I was looking through some of the old books on my bookshelf when I ran across my copy of Developing Your Own 32-Bit Operating System. I spent a bunch of time playing around with the code when I picked up the book, uh… more than 20 years ago. Wow. Eventually Linux took over a lot of that interest however and I haven’t looked at the book in decades. It was a wonderful learning system that I picked up a ton of experience from. And that was back before we had decent emulation and virtualization services to work with. I wondered if the code was still floating around and if anyone was using it.

I was excited to see that Richard Burgess has a site up with the source and a PDF of the book. And the site encourages folks to share and contribute, so there’s a copy up on GitHub that’s a bit patched up and includes some binary images. Yay!

I believe it has been just over 20 years since I used MMURTL. So I wanted to just boot the thing up and refresh my memory before I dug in too much. Best place to start I figured was one of the floppy disk images that the grue was nice enough to publish in his repo. I created a new DOS machine in VirtualBox and attached the floppy image, and I did get the MMURTL monitor kinda up. But partially cause I didn’t remember how things worked and partially cause of some quirks in the setup it took a few tries.

If you’re trying to do the same thing and run into issues using the images with VirtualBox there are two gotchas to keep in mind. First off, if you create a machine in VirtualBox and attach a new disk image to it for the hard drive, that hard drive image is completely uninitialized.

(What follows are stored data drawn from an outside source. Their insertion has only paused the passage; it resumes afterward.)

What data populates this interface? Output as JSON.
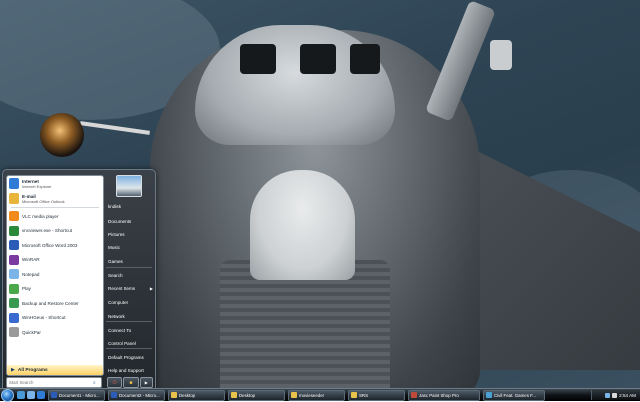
{
  "start_menu": {
    "pinned": [
      {
        "name": "pinned-internet",
        "label": "Internet",
        "sub": "Internet Explorer",
        "color": "#2f7bd6"
      },
      {
        "name": "pinned-email",
        "label": "E-mail",
        "sub": "Microsoft Office Outlook",
        "color": "#e8b53a"
      }
    ],
    "recent": [
      {
        "label": "VLC media player",
        "color": "#f08a1c"
      },
      {
        "label": "vncviewer.exe - Shortcut",
        "color": "#2a8a3a"
      },
      {
        "label": "Microsoft Office Word 2003",
        "color": "#2a5cb8"
      },
      {
        "label": "WinRAR",
        "color": "#7a3aa0"
      },
      {
        "label": "Notepad",
        "color": "#7db4e8"
      },
      {
        "label": "Play",
        "color": "#4aa84a"
      },
      {
        "label": "Backup and Restore Center",
        "color": "#3a9a52"
      },
      {
        "label": "WinHGeus - Shortcut",
        "color": "#3a6ad0"
      },
      {
        "label": "QuickPar",
        "color": "#9a9a9a"
      }
    ],
    "all_programs": "All Programs",
    "search_placeholder": "Start Search",
    "right_items": [
      {
        "name": "right-item-user",
        "label": "kndisk"
      },
      {
        "name": "right-item-documents",
        "label": "Documents"
      },
      {
        "name": "right-item-pictures",
        "label": "Pictures"
      },
      {
        "name": "right-item-music",
        "label": "Music"
      },
      {
        "name": "right-item-games",
        "label": "Games"
      },
      {
        "name": "right-item-search",
        "label": "Search"
      },
      {
        "name": "right-item-recent-items",
        "label": "Recent Items"
      },
      {
        "name": "right-item-computer",
        "label": "Computer"
      },
      {
        "name": "right-item-network",
        "label": "Network"
      },
      {
        "name": "right-item-connect-to",
        "label": "Connect To"
      },
      {
        "name": "right-item-control-panel",
        "label": "Control Panel"
      },
      {
        "name": "right-item-default-programs",
        "label": "Default Programs"
      },
      {
        "name": "right-item-help-and-support",
        "label": "Help and Support"
      }
    ]
  },
  "taskbar": {
    "tasks": [
      {
        "label": "Document1 - Micro...",
        "color": "#2a5cb8"
      },
      {
        "label": "Document2 - Micro...",
        "color": "#2a5cb8"
      },
      {
        "label": "Desktop",
        "color": "#e8c24a"
      },
      {
        "label": "Desktop",
        "color": "#e8c24a"
      },
      {
        "label": "movieseeder",
        "color": "#e8c24a"
      },
      {
        "label": "SRS",
        "color": "#e8c24a"
      },
      {
        "label": "Jasc Paint Shop Pro",
        "color": "#c04a3a"
      },
      {
        "label": "Civil Feat. Games F...",
        "color": "#4aa0d0"
      }
    ],
    "clock": "2:54 AM"
  }
}
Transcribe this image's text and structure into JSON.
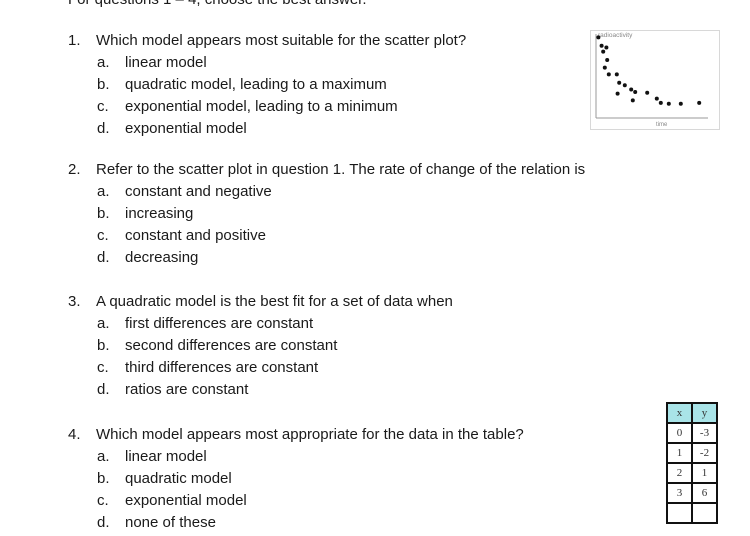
{
  "header": {
    "instruction": "For questions 1 – 4, choose the best answer."
  },
  "questions": [
    {
      "number": "1.",
      "text": "Which model appears most suitable for the scatter plot?",
      "options": [
        {
          "letter": "a.",
          "text": "linear model"
        },
        {
          "letter": "b.",
          "text": "quadratic model, leading to a maximum"
        },
        {
          "letter": "c.",
          "text": "exponential model, leading to a minimum"
        },
        {
          "letter": "d.",
          "text": "exponential model"
        }
      ]
    },
    {
      "number": "2.",
      "text": "Refer to the scatter plot in question 1.  The rate of change of the relation is",
      "options": [
        {
          "letter": "a.",
          "text": "constant and negative"
        },
        {
          "letter": "b.",
          "text": "increasing"
        },
        {
          "letter": "c.",
          "text": "constant and positive"
        },
        {
          "letter": "d.",
          "text": "decreasing"
        }
      ]
    },
    {
      "number": "3.",
      "text": "A quadratic model is the best fit for a set of data when",
      "options": [
        {
          "letter": "a.",
          "text": "first differences are constant"
        },
        {
          "letter": "b.",
          "text": "second differences are constant"
        },
        {
          "letter": "c.",
          "text": "third differences are constant"
        },
        {
          "letter": "d.",
          "text": "ratios are constant"
        }
      ]
    },
    {
      "number": "4.",
      "text": "Which model appears most appropriate for the data in the table?",
      "options": [
        {
          "letter": "a.",
          "text": "linear model"
        },
        {
          "letter": "b.",
          "text": "quadratic model"
        },
        {
          "letter": "c.",
          "text": "exponential model"
        },
        {
          "letter": "d.",
          "text": "none of these"
        }
      ]
    }
  ],
  "scatter_plot": {
    "ylabel": "radioactivity",
    "xlabel": "time",
    "points": [
      [
        0.3,
        9.6
      ],
      [
        0.7,
        8.6
      ],
      [
        1.3,
        8.4
      ],
      [
        0.9,
        7.9
      ],
      [
        1.4,
        6.9
      ],
      [
        1.1,
        6.0
      ],
      [
        1.6,
        5.2
      ],
      [
        2.6,
        5.2
      ],
      [
        2.9,
        4.2
      ],
      [
        3.6,
        3.9
      ],
      [
        4.4,
        3.4
      ],
      [
        2.7,
        2.9
      ],
      [
        4.9,
        3.1
      ],
      [
        6.4,
        3.0
      ],
      [
        4.6,
        2.1
      ],
      [
        7.6,
        2.3
      ],
      [
        8.1,
        1.8
      ],
      [
        9.1,
        1.7
      ],
      [
        10.6,
        1.7
      ],
      [
        12.9,
        1.8
      ]
    ]
  },
  "table": {
    "headers": [
      "x",
      "y"
    ],
    "rows": [
      [
        "0",
        "-3"
      ],
      [
        "1",
        "-2"
      ],
      [
        "2",
        "1"
      ],
      [
        "3",
        "6"
      ],
      [
        "",
        ""
      ]
    ]
  }
}
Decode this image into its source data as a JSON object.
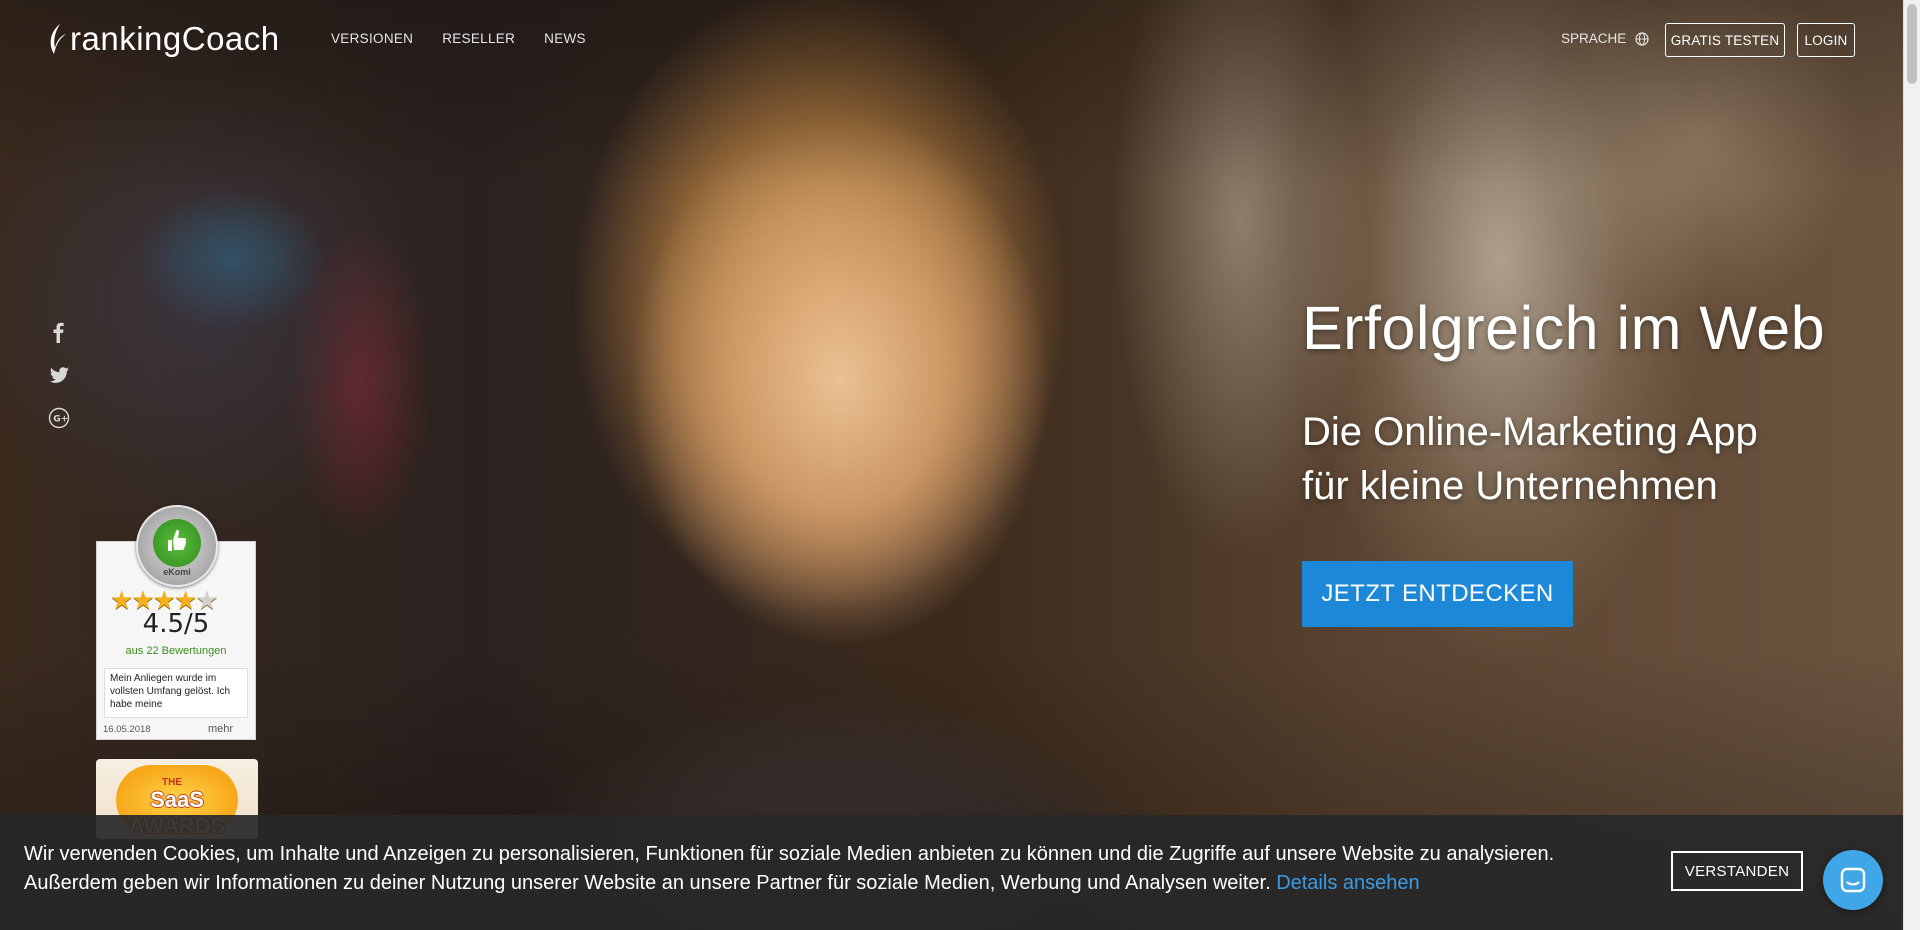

MMURTL doesn’t handle that well. So at first I was having a problem where MMURTL would start up and scan through devices, but fail while it was setting up the hard drives. A quick scan through the source made it obvious that the setup was failing cause there was no partition table. So I removed the hard disk image. But then the setup was failing cause there was no hard drive. What I ended up doing was attaching the blank hard disk image to a Linux VM I already had configured and using that to partition the drive. Then I reattached it to the MMURTL VM and it finished booting up. Yay!

But when it booted up it just sat there. That wasn’t what I remembered from when I had been experimenting years ago. It wasn’t completely obvious from what was on the screen what was going on. When MMURTL first boots up it’s in a monitor program (described in chapter 11 of the book, starting on page 142) and you need to use one of the function keys to get it to display some info or launch into a CLI. The F1 key launches the CLI, which started up fine for me and dropped me where I expected to end up!

Now that I think about it, I believe I had just configured the default job file for my monitor to launch into a CLI automatically all those years ago. So the behavior from the image posted is probably totally reasonable. Still, in case you’re coming into this fresh I figured this could be a useful tip.

I have no idea what I’ll end up doing with this. I have been doing some 6502 single board hackery. And that did get me a bit fired up again for doing some low level work. Not sure if I’m fired up enough to get myself fully back into proper Linux kernel dev. But maybe hacking around a smaller system like this would be some fun.